GraphQL endpoint over the public atlas: filter by dipole, by HB donor mass, by sigma-similarity to a SMILES, by atom count. Streaming + pagination. Same audit chain via signed response headers.
Pinch-zoom, two-finger orbit, pencil-tap to label atoms, palette button to summon the σ-threshold slider. The boardroom-and-bench demo device, not just a thumbnail-sized scaling of desktop UX.
Two chemists open the same viewer URL; each sees the other's cursor, camera state, and slider position in real time. Yjs CRDT over WebRTC. "Slack thread for the molecule."

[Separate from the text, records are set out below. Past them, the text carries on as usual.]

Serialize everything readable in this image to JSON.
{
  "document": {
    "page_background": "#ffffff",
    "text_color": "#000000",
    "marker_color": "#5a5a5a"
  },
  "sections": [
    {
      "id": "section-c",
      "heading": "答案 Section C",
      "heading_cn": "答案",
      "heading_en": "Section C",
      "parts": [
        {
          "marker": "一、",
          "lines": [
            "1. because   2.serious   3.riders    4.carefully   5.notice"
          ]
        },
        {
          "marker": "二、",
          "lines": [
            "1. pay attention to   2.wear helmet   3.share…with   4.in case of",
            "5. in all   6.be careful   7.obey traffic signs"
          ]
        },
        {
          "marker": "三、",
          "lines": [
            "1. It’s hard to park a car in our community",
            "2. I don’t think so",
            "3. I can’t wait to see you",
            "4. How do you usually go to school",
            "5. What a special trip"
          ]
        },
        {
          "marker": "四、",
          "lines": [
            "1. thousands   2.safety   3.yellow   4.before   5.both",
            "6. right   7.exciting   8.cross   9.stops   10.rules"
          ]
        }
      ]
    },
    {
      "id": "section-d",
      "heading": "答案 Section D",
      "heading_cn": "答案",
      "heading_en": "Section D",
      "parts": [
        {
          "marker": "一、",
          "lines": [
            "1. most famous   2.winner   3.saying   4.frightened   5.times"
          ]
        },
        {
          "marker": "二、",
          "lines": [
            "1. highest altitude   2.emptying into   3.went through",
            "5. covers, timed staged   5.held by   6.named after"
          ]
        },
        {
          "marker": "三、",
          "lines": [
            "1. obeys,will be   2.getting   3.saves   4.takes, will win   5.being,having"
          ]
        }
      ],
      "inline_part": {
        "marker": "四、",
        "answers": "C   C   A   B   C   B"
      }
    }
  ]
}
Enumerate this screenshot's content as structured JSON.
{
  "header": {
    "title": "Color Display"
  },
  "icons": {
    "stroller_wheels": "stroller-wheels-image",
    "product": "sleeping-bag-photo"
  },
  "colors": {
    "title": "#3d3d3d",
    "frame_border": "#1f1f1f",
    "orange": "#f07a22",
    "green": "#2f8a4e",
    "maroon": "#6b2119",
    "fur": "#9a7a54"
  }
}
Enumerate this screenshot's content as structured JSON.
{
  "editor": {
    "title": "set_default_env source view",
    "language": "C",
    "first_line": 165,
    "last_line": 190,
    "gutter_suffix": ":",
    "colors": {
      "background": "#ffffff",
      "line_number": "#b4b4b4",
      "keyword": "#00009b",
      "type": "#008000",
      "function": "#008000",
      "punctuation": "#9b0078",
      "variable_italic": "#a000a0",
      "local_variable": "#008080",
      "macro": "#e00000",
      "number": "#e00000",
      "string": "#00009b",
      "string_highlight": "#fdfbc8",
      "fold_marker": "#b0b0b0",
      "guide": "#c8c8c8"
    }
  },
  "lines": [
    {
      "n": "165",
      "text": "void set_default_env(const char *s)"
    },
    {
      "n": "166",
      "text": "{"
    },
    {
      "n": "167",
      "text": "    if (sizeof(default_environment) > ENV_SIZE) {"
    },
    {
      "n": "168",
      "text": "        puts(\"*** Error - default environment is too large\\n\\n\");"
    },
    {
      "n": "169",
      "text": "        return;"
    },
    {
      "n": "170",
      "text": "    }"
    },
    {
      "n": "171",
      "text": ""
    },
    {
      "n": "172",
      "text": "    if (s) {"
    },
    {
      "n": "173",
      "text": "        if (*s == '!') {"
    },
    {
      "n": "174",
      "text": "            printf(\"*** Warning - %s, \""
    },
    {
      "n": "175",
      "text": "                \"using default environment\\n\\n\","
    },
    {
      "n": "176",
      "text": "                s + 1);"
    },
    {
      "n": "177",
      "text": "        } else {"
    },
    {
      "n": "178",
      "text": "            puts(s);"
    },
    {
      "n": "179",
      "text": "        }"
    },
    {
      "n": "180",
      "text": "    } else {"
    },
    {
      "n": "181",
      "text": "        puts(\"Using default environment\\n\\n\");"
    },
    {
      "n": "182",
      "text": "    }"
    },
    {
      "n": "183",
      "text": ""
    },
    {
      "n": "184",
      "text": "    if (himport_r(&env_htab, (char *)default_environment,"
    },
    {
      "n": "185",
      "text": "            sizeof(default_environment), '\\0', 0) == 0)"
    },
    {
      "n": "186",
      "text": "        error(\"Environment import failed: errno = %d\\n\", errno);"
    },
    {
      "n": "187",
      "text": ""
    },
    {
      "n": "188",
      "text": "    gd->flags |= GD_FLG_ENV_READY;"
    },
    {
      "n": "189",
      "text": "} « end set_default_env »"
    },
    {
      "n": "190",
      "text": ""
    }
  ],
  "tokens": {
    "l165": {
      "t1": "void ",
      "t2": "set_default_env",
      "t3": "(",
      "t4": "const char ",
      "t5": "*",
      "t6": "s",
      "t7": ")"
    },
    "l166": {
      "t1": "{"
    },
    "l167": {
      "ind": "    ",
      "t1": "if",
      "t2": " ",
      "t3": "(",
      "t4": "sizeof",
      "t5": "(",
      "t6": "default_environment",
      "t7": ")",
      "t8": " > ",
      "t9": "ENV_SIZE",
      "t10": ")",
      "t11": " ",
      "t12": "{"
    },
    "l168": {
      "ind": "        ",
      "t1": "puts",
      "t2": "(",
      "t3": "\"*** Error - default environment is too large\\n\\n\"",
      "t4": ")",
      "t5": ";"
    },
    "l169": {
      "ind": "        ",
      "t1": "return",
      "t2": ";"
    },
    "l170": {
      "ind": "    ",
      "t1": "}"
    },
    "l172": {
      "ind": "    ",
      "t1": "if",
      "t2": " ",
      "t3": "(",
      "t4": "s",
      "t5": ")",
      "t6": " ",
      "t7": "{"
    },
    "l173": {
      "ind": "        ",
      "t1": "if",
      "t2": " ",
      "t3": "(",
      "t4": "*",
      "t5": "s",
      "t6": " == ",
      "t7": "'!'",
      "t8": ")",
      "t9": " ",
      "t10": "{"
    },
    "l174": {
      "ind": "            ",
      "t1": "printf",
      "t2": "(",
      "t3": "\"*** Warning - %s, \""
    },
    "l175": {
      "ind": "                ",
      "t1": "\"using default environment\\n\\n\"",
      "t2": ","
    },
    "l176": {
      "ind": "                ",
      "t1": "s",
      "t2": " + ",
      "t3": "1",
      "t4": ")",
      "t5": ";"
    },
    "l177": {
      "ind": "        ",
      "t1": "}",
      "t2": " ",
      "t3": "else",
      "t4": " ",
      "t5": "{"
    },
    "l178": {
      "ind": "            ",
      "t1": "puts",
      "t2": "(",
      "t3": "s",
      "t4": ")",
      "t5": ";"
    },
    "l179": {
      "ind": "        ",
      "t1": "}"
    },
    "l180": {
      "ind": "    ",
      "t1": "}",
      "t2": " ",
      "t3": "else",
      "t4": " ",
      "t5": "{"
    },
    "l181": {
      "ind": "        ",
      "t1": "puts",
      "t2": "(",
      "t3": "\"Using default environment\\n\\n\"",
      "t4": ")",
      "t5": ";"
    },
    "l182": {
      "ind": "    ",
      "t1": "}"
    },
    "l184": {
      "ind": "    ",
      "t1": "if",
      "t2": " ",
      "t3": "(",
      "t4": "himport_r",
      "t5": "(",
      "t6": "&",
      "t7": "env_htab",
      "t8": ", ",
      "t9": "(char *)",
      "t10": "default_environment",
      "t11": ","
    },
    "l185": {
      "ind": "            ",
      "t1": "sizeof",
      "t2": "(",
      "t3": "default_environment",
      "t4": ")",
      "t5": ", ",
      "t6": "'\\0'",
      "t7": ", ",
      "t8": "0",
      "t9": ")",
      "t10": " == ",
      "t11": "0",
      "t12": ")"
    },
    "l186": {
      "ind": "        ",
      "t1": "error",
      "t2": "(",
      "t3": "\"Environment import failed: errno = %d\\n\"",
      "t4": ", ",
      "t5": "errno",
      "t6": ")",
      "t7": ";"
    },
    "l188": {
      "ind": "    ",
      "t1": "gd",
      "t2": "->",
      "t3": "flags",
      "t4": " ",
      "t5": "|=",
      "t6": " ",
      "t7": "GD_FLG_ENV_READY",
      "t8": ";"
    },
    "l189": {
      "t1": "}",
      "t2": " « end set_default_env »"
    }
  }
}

Server-rendered /status page driven by refs/generate_status_inventory.py: live cohort counts, Zero-Corruption audit summary, 3-gate verification verdict, True-OOD validation results. Customers verify the integrity of our data lake without account or API call.
Ecosystem & standards
Pull the schema out of the code into a versioned, RFC-style document with worked examples + JSON Schema files. Other implementers (academic groups, vendor reimplementations) can target the spec rather than reverse-engineering our writer.
Pull requests adding native .mfsig read / write to the major open chemistry toolkits. We carry the maintenance burden for the first two release cycles. Lowers adoption friction for every research group already on those stacks.
Engage with the IUPAC Computational Chemistry sub-committee on σ-profile interoperability. Goal: .mfsig listed as an IUPAC-recognised exchange format alongside InChI / SMILES / .sdf for σ-profile data specifically.
Every cohort release (drugs, polymers, atlas) gets a citable Zenodo DOI with the FAIR-data metadata. Academic users cite a versioned dataset, not a moving target. ResearchGate-grade transparency.
Partner with three independent labs to re-compute the same 50-drug subset on different hardware + different DFT codes (PySCF, Q-Chem, ORCA). Publish the cross-lab variance. Empirically establishes the .mfsig audit guarantee.
Apache-2.0 CLI on PyPI + Homebrew + apt. Read/write/verify/convert. No backend dependency — runs entirely locally. The on-ramp that lets anyone produce + audit .mfsig files without a paid account.
How to read this roadmap
- ● SHIPPED — verifiable today: in the public spec, the published cohort, or this codebase.
- ● IN FLIGHT — the work runs right now on our compute; deliverable name + version is committed.
- ● NEXT — scoped, sized, dated. We start when the predecessors clear.
- ● PLANNED — architectural sketch exists; dependencies declared above; quarter-precision dates.
- ● R&D — speculative; year-precision; we publish iff it works, otherwise we say so.
Dependencies are explicit. A milestone can't slip its "depends on" predecessors silently — and when one does slip, it propagates downstream and the roadmap reflects it on the next refresh. Where we land vs. the original date is something we publish openly in the changelog.